A narrativa da ficção científica Ad Astra – Rumo às Estrelas, mais recente filme do cineasta norte-americano James Gray, atualmente em cartaz nos cinemas, vai na contramão da velocidade da maior parte das produções hollywoodianas atuais. É lento, contemplativo, pautado pelo silêncio, traço fundamental de seu protagonista, Roy McBride (Brad Pitt, brilhante), um astronauta muito competente e corajoso, mas, também, profundamente melancólico.
Apesar de ser uma superprodução, que conta com o brasileiro Rodrigo Teixeira entre seus produtores, Ad Astra não é um filme grandiloquente, pirotécnico. Pelo contrário: embora sua narrativa se expanda pelo espaço afora, a jornada que mais interessa ao filme é interna, existencial.
McBride, reconhecido por sua destreza e bravura, é escolhido para o que será seu maior desafio não (apenas) por suas habilidades. Chamado para resgatar uma espaçonave que se perdeu há anos nas proximidades de Saturno, e está emitindo descontroladamente uma energia que prejudica não só a Terra, mas todo o Sistema Solar, sua escalação tem menos a ver com sua destreza como piloto do que com sua origem familiar. Quem estaria na nave perdida há anos é seu pai, H. Clifford McBride (Tommy Lee Jones), dado como morto e considerado um herói nacional.
Mais uma vez Gray (de Era uma Vez em Nova York), um dos mais interessantes cineastas em atividade hoje no mundo, investiga o outro lado do sonho americano, a partir de um personagem à deriva, fora de lugar.
Roy tinha apenas 16 anos quando o pai desapareceu e a dor de sua perda não foi jamais superada. Guarda de Clifford uma imagem idealizada: lembra dele como um grande companheiro, com quem assistia a musicais em preto e branco. A escolha de também tornar-se astronauta, portanto, pode ter sido a forma de não apenas lidar com a ausência paterna, mas de manter-se para sempre ligado (ou preso) a ela.
A notícia de que Clifford pode estar vivo, e por trás dos ataques energéticos que ameaçam o planeta, tem efeito devastador sobre Roy, que enfrenta espartanamente a missão.

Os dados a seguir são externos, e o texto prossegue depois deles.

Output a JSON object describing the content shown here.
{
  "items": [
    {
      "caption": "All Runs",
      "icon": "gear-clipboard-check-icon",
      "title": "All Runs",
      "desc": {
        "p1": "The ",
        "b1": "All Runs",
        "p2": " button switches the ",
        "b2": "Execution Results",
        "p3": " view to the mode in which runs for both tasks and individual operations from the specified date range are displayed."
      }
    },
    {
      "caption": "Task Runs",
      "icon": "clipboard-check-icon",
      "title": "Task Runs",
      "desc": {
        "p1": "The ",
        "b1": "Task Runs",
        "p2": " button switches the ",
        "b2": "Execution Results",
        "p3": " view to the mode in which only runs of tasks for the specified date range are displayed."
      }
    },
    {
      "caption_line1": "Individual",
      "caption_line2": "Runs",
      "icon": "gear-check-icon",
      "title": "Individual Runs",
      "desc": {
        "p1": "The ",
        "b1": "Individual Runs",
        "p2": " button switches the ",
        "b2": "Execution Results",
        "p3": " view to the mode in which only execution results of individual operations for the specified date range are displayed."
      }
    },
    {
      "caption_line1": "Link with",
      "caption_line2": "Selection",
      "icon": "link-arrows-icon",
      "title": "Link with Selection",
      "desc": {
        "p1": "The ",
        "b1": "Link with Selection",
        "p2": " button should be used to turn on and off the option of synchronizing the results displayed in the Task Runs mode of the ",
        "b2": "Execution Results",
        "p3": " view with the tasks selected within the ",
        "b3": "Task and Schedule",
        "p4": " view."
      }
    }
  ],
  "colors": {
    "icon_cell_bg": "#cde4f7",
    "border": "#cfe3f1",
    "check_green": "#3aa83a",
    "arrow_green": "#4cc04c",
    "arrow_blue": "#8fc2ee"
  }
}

Brad Pitt, em um desempenho contido, repleto de nuances, empresta imensa verdade ao personagem, em cujos olhos está todo o sofrimento que o personagem carrega desde o traumático desaparecimento do pai.
Mais uma vez Gray (de Era uma Vez em Nova York), um dos mais interessantes cineastas em atividade hoje no mundo, investiga o outro lado do sonho americano, a partir de um personagem à deriva, fora de lugar. À sombra de um pai, cuja imagem de herói se esfacela, Roy, a despeito de todos os seus méritos, é um poço de inseguranças e tem de enfrentar seus fantasmas, para tentar deles se livrar. Desconstruir o pai talvez seja o único caminho possível, numa opção escancaradamente psicanalítica do roteiro.
Essa viagem introspectiva se materializa na extraordinária fotografia de Hoyte Van Hoytema ( de Dunkirk), que alterna ambientes claustrofóbicos, assépticos, a vastas paisagens lunares e interplanetárias, numa representação quase alegórica dos estados de alma de Roy, que se desvela na tela como um universo.